BACKGROUND

The increase in the consumption of herbal medicines and their documented adverse reactions (ARs) necessitate countries to have good pharmacovigilance (PV) systems at all levels. PV systems should be frequently assessed in a systematic manner with available harmonised tools to monitor the implementation of efforts, strengthen the systems and identify areas for improvement.

OBJECTIVES

This study aimed to assess the performance of pharmacovigilance and its quality systems for monitoring herbal medicine safety at the National PV Centre at the Tanzania Medicines and Medical Devices Authority (TMDA), manufacturers and herbal medicine marketing authorisation holders (MAHs) to identify gaps, challenges and opportunities for improvement.

METHODS

A descriptive cross-sectional study was conducted using structured interviews with key informants, questionnaires administered by the researchers and document analysis.

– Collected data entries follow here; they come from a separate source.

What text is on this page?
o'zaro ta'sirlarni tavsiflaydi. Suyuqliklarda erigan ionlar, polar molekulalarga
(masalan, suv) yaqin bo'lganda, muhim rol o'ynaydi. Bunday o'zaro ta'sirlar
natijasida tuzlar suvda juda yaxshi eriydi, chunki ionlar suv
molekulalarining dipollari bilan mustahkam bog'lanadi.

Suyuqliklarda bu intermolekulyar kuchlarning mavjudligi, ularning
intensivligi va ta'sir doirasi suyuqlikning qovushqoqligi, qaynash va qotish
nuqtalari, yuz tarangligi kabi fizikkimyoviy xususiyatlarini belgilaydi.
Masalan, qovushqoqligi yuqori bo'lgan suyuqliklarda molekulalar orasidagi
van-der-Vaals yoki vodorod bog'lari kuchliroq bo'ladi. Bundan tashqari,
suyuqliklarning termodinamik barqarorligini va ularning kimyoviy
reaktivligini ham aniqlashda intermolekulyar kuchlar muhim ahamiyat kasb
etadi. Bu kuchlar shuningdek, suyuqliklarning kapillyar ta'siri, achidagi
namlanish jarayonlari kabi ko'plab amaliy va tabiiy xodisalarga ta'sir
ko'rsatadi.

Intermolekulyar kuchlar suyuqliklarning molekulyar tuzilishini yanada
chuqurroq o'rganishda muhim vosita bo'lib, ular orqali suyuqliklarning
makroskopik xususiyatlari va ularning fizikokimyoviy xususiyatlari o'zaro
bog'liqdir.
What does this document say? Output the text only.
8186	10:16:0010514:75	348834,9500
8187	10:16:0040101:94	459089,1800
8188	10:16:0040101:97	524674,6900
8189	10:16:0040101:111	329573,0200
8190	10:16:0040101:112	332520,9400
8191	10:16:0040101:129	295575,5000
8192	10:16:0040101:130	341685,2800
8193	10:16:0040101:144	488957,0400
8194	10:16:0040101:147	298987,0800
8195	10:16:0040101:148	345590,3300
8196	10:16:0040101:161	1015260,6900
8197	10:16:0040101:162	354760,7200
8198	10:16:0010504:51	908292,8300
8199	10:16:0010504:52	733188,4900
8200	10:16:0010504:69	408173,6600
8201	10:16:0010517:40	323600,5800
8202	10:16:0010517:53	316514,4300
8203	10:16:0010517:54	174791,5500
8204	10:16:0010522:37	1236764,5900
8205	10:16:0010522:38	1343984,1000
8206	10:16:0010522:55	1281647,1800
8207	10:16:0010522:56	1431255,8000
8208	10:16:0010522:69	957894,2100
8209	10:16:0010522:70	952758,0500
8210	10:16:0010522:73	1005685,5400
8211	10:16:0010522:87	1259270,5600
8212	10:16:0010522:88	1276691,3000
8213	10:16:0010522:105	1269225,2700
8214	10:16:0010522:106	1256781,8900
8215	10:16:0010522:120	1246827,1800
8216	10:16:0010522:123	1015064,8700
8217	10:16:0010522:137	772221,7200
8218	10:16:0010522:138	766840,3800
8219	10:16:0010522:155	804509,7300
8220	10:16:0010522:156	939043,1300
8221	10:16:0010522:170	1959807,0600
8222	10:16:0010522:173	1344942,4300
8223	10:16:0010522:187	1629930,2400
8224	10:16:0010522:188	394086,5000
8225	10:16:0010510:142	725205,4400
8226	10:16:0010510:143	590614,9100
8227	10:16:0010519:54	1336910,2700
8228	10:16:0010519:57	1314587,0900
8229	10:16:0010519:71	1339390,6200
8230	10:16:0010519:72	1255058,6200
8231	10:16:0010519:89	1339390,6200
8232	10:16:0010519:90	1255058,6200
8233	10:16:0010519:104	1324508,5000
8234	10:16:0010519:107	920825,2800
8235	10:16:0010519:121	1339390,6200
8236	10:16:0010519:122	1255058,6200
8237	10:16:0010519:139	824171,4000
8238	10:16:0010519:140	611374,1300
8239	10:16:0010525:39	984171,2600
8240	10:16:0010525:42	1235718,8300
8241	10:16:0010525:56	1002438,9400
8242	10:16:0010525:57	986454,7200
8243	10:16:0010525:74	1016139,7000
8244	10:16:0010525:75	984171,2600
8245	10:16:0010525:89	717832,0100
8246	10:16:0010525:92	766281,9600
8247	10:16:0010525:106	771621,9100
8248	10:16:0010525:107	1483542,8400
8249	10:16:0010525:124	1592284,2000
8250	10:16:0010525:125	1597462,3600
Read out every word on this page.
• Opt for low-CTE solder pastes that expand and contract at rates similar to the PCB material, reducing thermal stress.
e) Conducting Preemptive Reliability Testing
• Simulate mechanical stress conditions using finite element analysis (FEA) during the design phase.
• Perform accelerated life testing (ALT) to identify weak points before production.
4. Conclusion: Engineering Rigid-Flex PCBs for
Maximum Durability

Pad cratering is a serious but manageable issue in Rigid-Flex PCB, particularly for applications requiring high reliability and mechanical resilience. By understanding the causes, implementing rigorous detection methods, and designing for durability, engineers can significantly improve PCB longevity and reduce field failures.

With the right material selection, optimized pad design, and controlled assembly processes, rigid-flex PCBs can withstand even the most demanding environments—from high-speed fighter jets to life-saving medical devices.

A retrospective study of suspected ARs to herbal medicines received via the TMDA was also performed.

RESULTS

Policies and a legal framework for regulatory control and safety monitoring of herbal medicines were in place with a well-established and functional PV system at the TMDA. However, some gaps and challenges in the safety monitoring of herbal medicines, such as underreporting, lack of training, and dissemination of PV information, have been identified. A total of 18 reports containing 40 suspected herbal medicine ARs were received at the TMDA. Among the MAHs, only 64% had PV systems, with only 29% having mechanisms for the collection of ARs from their products. Only a few MAHs (39%) had a qualified person in the PV. The majority of the MAHs (64%) had established a quality system for PV; however, the systems were inadequate.

CONCLUSION

Deliberate efforts need to be made to strengthen herbal medicine safety monitoring at the regulatory level. MAHs need to develop efficient PV systems and recruit qualified persons to identify safety issues related to herbal medicines.